BIOGRAPHIE
Leben und Werk
Oskar Engländer wurde am 31. Oktober 1876 im böhmischen Pardubice in eine jüdische Familie geboren. Er studierte Rechtswissenschaft an der deutschen Karl-Ferdinands-Universität in Prag und trat 1900 in den österreichischen Staatsbahn-Dienst ein. Aus dieser Praxis entstanden früh Arbeiten zum Eisenbahnrecht und zur Verkehrswissenschaft, mit denen er sich 1918 an der Prager Universität habilitierte.
Nach dem Ersten Weltkrieg verband Engländer eine ungewöhnliche Doppelkarriere: Von 1921 bis 1927 war er Direktor der Reichenberg-Tannwalder Eisenbahn-Gesellschaft, von 1924 bis 1927 zugleich Leiter der Studienabteilung des Prager Bankhauses Petschek & Co. Parallel lehrte er seit 1922 als ausserordentlicher Professor an der Deutschen Universität Prag Politische Ökonomie, Nationalökonomie und Finanzwissenschaft. 1927 erhielt er das Ordinariat, das er bis zu seinem Tod innehatte.
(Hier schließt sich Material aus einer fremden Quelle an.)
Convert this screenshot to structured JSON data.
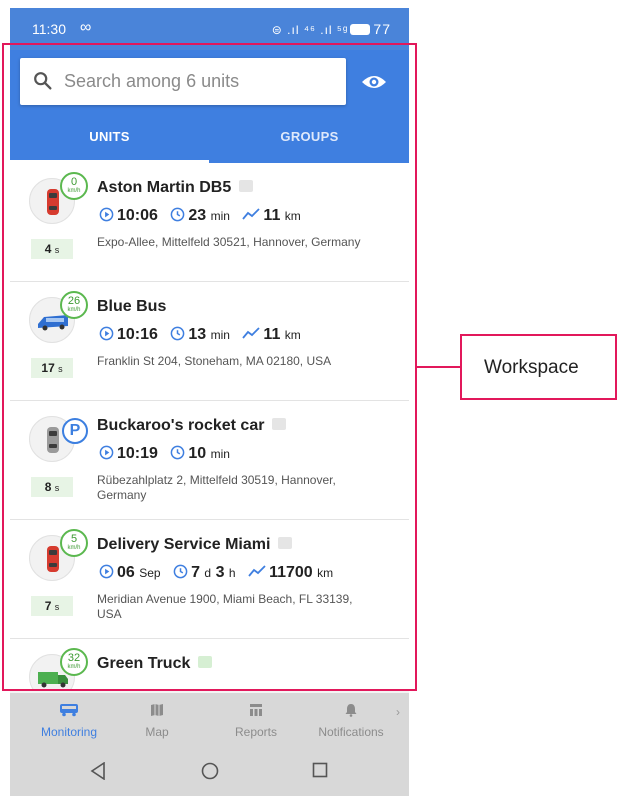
{
  "status_bar": {
    "time": "11:30",
    "infinity": "∞",
    "network": "⊜ .ıl ⁴⁶ .ıl ⁵ᵍ",
    "battery": "77"
  },
  "search": {
    "placeholder": "Search among 6 units",
    "value": ""
  },
  "tabs": [
    {
      "label": "UNITS",
      "active": true
    },
    {
      "label": "GROUPS",
      "active": false
    }
  ],
  "units": [
    {
      "name": "Aston Martin DB5",
      "key_icon": "gray",
      "icon": "red-car-icon",
      "state": "moving",
      "speed": "0",
      "speed_unit": "km/h",
      "time": "10:06",
      "duration_value": "23",
      "duration_unit": "min",
      "distance_value": "11",
      "distance_unit": "km",
      "address": "Expo-Allee, Mittelfeld 30521, Hannover, Germany",
      "ago_value": "4",
      "ago_unit": "s"
    },
    {
      "name": "Blue Bus",
      "key_icon": "none",
      "icon": "blue-bus-icon",
      "state": "moving",
      "speed": "26",
      "speed_unit": "km/h",
      "time": "10:16",
      "duration_value": "13",
      "duration_unit": "min",
      "distance_value": "11",
      "distance_unit": "km",
      "address": "Franklin St 204, Stoneham, MA 02180, USA",
      "ago_value": "17",
      "ago_unit": "s"
    },
    {
      "name": "Buckaroo's rocket car",
      "key_icon": "gray",
      "icon": "gray-car-icon",
      "state": "parked",
      "parking_label": "P",
      "time": "10:19",
      "duration_value": "10",
      "duration_unit": "min",
      "address": "Rübezahlplatz 2, Mittelfeld 30519, Hannover, Germany",
      "ago_value": "8",
      "ago_unit": "s"
    },
    {
      "name": "Delivery Service Miami",
      "key_icon": "gray",
      "icon": "red-car-icon",
      "state": "moving",
      "speed": "5",
      "speed_unit": "km/h",
      "date_value": "06",
      "date_unit": "Sep",
      "duration_parts": [
        "7",
        "d",
        "3",
        "h"
      ],
      "distance_value": "11700",
      "distance_unit": "km",
      "address": "Meridian Avenue 1900, Miami Beach, FL 33139, USA",
      "ago_value": "7",
      "ago_unit": "s"
    },
    {
      "name": "Green Truck",
      "key_icon": "green",
      "icon": "green-truck-icon",
      "state": "moving",
      "speed": "32",
      "speed_unit": "km/h"
    }
  ],
  "bottom_nav": [
    {
      "label": "Monitoring",
      "icon": "bus-icon",
      "active": true
    },
    {
      "label": "Map",
      "icon": "map-icon",
      "active": false
    },
    {
      "label": "Reports",
      "icon": "reports-icon",
      "active": false
    },
    {
      "label": "Notifications",
      "icon": "bell-icon",
      "active": false
    }
  ],
  "nav_more": "›",
  "annotation": {
    "label": "Workspace",
    "color": "#e2185b"
  },
  "colors": {
    "primary": "#3f7fe0",
    "moving_green": "#5bb84f",
    "parking_blue": "#3c7fe0",
    "ago_bg": "#e7f4e5"
  }
}
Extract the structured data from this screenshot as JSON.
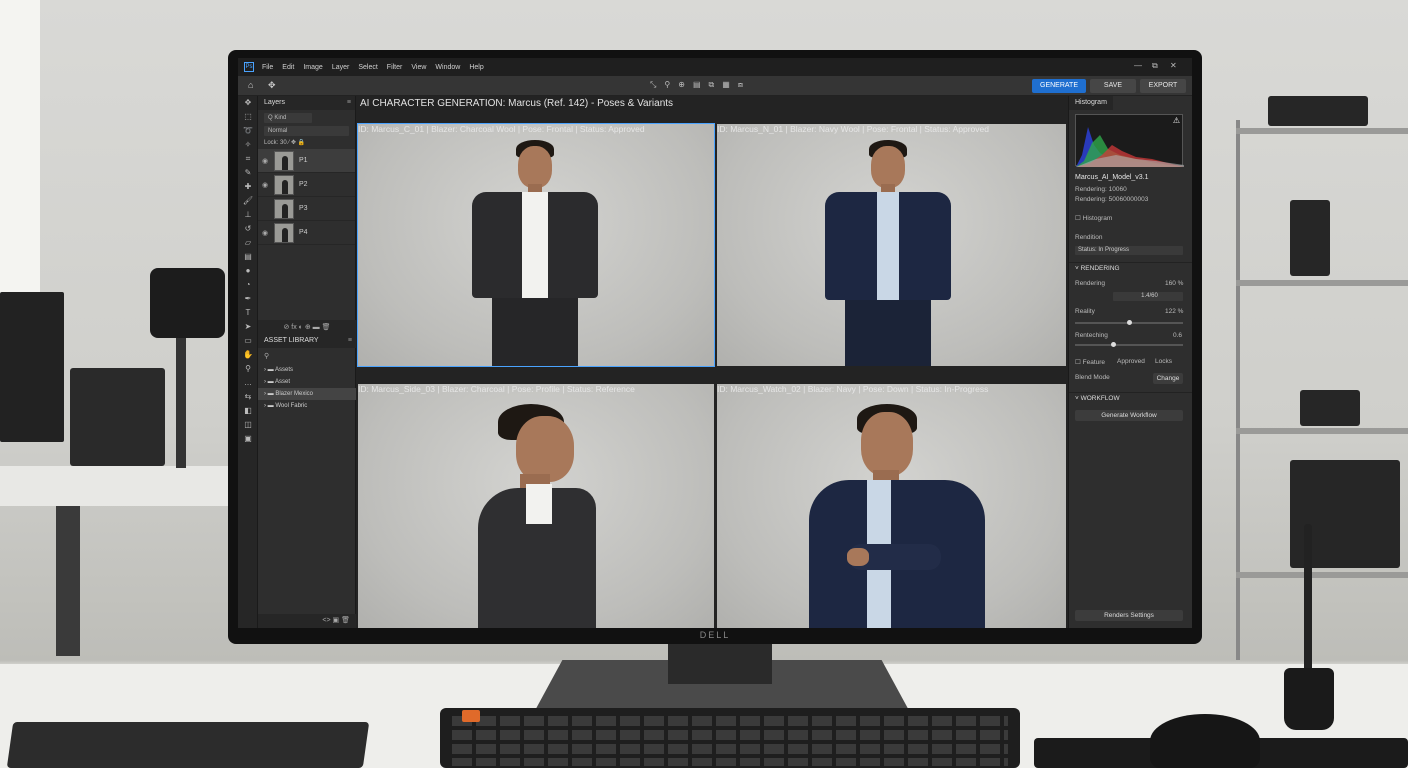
{
  "menubar": {
    "items": [
      "File",
      "Edit",
      "Image",
      "Layer",
      "Select",
      "Filter",
      "View",
      "Window",
      "Help"
    ],
    "win_controls": [
      "—",
      "⧉",
      "✕"
    ]
  },
  "optbar": {
    "generate_label": "GENERATE",
    "save_label": "SAVE",
    "export_label": "EXPORT",
    "tools": [
      "⤡",
      "⚲",
      "⊕",
      "▤",
      "⧉",
      "▦",
      "⧈"
    ]
  },
  "layers_panel": {
    "tab": "Layers",
    "kind_filter": "Q Kind",
    "blend_mode": "Normal",
    "lock_row": "Lock: 30  ⁄  ✥  🔒",
    "layers": [
      {
        "name": "P1"
      },
      {
        "name": "P2"
      },
      {
        "name": "P3"
      },
      {
        "name": "P4"
      }
    ],
    "footer_icons": "⊘  fx  ◐  ⊕  ▬  🗑"
  },
  "asset_library": {
    "tab": "ASSET LIBRARY",
    "search_icon_label": "⚲",
    "items": [
      "Assets",
      "Asset",
      "Blazer Mexico",
      "Wool Fabric"
    ],
    "footer": "<>  ▣  🗑"
  },
  "canvas": {
    "title": "AI CHARACTER GENERATION: Marcus (Ref. 142) - Poses & Variants",
    "tiles": [
      {
        "label": "ID: Marcus_C_01 | Blazer: Charcoal Wool | Pose: Frontal | Status: Approved"
      },
      {
        "label": "ID: Marcus_N_01 | Blazer: Navy Wool | Pose: Frontal | Status: Approved"
      },
      {
        "label": "ID: Marcus_Side_03 | Blazer: Charcoal | Pose: Profile | Status: Reference"
      },
      {
        "label": "ID: Marcus_Watch_02 | Blazer: Navy | Pose: Down | Status: In-Progress"
      }
    ]
  },
  "right_panel": {
    "histogram_tab": "Histogram",
    "warning_icon": "⚠",
    "model_name": "Marcus_AI_Model_v3.1",
    "rendering_line1": "Rendering: 10060",
    "rendering_line2": "Rendering: 50060000003",
    "histogram_check": "Histogram",
    "rendition_label": "Rendition",
    "status_select": "Status: In Progress",
    "section_rendering": "RENDERING",
    "rendering_label": "Rendering",
    "rendering_value": "160 %",
    "rendering_field": "1.4/60",
    "reality_label": "Reality",
    "reality_value": "122 %",
    "reality_level": 0.5,
    "rendering2_label": "Renteching",
    "rendering2_value": "0.6",
    "rendering2_level": 0.35,
    "row_feature": "Feature",
    "row_approved": "Approved",
    "row_locks": "Locks",
    "blend_mode_label": "Blend Mode",
    "change_button": "Change",
    "section_workflow": "WORKFLOW",
    "generate_workflow": "Generate Workflow",
    "render_settings": "Renders Settings"
  },
  "monitor_brand": "DELL",
  "colors": {
    "accent": "#1f6fd0",
    "selection": "#4aa3ff",
    "charcoal_blazer": "#2b2b2d",
    "navy_blazer": "#1d2742"
  }
}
Intellektuell wurde Engländer durch Friedrich von Wieser und Robert Zuckerkandl an die Wiener Grenznutzenlehre herangeführt. Er rückte schrittweise von rechtswissenschaftlichen und verkehrstechnischen Themen zu reiner Theorie. Sein Aufsatz „Carl Mengers Grundsätze der Volkswirtschaftslehre“ in Schmollers Jahrbuch (1927) ist eine grundsätzliche Würdigung des Schulgründers. Die zweibändige „Theorie der Volkswirtschaft“ (Wien: Julius Springer 1929) wurde zu seinem Hauptwerk und behandelt Preisbildung, Geld und Kapital in einer eigenständigen, durch Schumpetersche und Wiesersche Motive ergänzten Synthese.
Obwohl in Prag verankert, blieb Engländer Teil des Wiener Diskussionszusammenhangs. Am 16. April 1931 trug er bei der Nationalökonomischen Gesellschaft Wien zu „Kritik der Preistheorien“ vor; Klausinger zählt ihn neben Adam Heydel und Johan Koopmans zu den wichtigen Gastvortragenden aus den ehemals deutschsprachigen Teilen des Habsburgerreiches. In den 1930ern erschienen weitere Arbeiten zu Konjunktur, Steuern und Währungspolitik. 1936 wurde ihm eine Festschrift zum 60. Geburtstag gewidmet, getragen von Fachkollegen, Freunden und Schülern aus Brünn, Leipzig und Wien. Engländer starb am 31. Dezember 1936 in Prag, kurz nach Erscheinen der Festschrift; sein Geld-Werk „Das Geld in Volks- und Weltwirtschaft“ erschien 1937 posthum. Er liegt auf dem Neuen Jüdischen Friedhof in Prag-Žižkov begraben.